My blog reviews movies as political, historical or social commentary with intentional disregard for their artistic or cinematic value. One foe of American political scientists and economists is that they ignore movies as sources to inform them on changes in American culture, view exoticism as a hallmark of "foreigness" and, at the same time, impart American values and judgment to foreign movies.
Saturday, January 26, 2019
Green Book
Tuesday, January 1, 2019
Vice
The movie is not bad but it fails to show the evolution of the inscrutable psychopath within the rarest of the rare--the family of psychopaths--Lynne, Dick and Liz. In particular, nothing is told about his family and influences before his marriage to Lynne. This cannot be surprising--after all there is no rational explanation of the behavior of psychopaths other than some people enjoy hurting other people.
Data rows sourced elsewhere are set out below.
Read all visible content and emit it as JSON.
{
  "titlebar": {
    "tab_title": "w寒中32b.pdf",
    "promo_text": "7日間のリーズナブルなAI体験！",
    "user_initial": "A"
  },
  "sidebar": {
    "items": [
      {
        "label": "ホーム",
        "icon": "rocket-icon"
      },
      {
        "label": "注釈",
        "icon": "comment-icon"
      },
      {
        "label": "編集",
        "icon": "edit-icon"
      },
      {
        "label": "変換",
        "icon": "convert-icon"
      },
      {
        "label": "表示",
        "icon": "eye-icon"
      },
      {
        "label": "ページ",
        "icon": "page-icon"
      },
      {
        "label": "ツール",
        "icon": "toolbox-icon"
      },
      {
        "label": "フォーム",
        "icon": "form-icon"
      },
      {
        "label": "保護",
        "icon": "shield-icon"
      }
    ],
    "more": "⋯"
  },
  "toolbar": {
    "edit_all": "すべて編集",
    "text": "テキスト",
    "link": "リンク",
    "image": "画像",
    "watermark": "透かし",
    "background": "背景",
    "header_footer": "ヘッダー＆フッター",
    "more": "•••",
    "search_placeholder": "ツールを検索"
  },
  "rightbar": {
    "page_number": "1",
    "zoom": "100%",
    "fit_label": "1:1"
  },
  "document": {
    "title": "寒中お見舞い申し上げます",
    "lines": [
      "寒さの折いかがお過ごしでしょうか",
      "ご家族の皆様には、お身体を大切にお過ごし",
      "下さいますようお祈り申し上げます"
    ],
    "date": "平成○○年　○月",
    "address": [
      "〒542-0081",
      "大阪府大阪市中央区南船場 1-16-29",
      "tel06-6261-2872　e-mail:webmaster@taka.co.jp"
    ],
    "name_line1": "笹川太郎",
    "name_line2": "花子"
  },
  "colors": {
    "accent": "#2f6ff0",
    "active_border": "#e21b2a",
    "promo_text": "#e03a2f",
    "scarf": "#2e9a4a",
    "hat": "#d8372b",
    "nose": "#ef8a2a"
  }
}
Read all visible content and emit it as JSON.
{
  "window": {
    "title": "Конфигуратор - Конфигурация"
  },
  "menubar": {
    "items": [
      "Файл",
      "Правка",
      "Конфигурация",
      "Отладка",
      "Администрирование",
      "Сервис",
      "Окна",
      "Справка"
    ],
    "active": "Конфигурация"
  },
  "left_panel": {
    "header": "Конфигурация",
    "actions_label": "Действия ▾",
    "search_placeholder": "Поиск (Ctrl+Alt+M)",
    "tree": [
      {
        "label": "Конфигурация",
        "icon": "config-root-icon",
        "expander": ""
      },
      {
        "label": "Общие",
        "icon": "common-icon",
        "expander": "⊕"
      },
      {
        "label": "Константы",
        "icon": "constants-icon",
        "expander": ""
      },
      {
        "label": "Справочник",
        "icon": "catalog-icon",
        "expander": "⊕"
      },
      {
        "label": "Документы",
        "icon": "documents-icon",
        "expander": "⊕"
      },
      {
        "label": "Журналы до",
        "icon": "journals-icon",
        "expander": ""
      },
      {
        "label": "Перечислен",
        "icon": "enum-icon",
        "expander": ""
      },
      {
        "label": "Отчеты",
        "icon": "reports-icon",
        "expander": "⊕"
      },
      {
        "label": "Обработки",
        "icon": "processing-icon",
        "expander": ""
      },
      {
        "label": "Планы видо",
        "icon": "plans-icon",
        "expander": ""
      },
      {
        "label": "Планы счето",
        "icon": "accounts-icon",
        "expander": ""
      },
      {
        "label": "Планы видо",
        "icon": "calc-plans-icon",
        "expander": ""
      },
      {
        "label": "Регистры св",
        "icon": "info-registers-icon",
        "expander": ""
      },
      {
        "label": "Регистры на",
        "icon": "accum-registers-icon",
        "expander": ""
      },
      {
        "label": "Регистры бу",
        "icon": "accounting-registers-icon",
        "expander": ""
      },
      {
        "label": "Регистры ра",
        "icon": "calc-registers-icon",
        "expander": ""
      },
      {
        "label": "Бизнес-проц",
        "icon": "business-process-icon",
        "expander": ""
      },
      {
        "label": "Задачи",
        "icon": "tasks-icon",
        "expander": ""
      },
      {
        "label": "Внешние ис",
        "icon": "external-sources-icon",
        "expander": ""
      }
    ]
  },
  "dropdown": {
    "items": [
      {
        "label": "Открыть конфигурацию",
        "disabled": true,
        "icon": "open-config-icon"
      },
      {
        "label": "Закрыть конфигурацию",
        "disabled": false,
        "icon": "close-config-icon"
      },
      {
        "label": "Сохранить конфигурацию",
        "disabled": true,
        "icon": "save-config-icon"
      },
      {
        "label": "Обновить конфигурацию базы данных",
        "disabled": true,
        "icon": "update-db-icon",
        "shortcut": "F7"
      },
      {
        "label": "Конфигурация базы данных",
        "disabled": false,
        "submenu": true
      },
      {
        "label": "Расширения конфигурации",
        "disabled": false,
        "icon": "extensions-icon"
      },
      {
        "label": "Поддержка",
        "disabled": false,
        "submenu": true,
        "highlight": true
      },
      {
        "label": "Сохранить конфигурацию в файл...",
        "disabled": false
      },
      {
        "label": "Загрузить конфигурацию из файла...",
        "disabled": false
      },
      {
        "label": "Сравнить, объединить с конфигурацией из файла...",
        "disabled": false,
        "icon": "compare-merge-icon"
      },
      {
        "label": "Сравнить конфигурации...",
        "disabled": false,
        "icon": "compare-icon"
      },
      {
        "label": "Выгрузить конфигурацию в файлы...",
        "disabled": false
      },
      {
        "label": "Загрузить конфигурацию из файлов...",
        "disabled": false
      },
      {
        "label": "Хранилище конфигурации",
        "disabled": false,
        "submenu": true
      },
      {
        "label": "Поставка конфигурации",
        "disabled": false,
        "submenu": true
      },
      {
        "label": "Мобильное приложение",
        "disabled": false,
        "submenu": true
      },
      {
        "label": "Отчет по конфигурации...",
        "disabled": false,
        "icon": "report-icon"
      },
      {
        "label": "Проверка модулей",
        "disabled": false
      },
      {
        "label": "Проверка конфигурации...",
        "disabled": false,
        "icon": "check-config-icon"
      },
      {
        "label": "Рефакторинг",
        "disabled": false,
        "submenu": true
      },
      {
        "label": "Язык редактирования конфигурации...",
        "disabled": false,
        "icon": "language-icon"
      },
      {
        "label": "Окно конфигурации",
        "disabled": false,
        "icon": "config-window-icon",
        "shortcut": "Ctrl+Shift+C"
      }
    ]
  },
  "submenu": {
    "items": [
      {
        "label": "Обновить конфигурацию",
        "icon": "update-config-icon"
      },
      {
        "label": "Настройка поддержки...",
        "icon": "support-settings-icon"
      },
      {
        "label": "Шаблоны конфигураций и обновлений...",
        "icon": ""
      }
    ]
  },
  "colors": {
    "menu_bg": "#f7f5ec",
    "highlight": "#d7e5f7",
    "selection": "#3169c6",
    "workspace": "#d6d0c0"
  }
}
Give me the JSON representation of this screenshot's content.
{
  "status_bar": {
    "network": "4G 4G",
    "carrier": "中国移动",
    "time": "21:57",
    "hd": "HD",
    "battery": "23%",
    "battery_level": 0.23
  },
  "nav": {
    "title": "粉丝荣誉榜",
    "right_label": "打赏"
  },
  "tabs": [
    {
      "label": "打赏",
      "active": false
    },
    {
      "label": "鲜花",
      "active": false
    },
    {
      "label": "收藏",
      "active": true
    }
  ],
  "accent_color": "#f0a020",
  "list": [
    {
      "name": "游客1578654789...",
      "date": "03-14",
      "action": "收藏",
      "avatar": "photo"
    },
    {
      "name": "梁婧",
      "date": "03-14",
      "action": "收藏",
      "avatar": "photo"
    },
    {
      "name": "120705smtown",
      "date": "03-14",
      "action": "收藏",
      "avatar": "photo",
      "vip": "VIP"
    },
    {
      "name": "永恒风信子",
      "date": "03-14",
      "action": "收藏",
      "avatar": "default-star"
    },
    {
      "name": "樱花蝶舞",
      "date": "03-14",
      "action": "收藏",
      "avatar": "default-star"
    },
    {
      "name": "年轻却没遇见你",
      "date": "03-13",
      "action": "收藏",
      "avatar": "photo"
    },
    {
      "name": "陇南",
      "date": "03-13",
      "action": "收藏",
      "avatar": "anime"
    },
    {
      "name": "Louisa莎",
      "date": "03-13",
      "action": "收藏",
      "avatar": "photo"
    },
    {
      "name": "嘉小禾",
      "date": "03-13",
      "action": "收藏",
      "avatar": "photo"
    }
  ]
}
Low IQ psychopaths become serial killers and hurt dozens; high IQs go to the media, Wall Street, the CIA and the State Department and, in the case of some, to the Presidency and hurt millions.
However, Cheney in the Dreyfus cameo in W is really shown as a pure evil without any explanation or comment. Paolo Sorrentino in Il Divo is superb in showing another inscrutable, Giulio Andreotti in minute details such as him attentively reading obscene graffiti on himself on the Roman wall or discussing household finances with his wife after the day of plotting corruption, treason and murder. But Sorrentino is the greatest director after the death of Italy's generation of the greatest (Fellini, Rosselini, Antonioni, De Sica, Visconti and Zavattini). Christian Bale is a fine actor but he was not given enough substance to work with.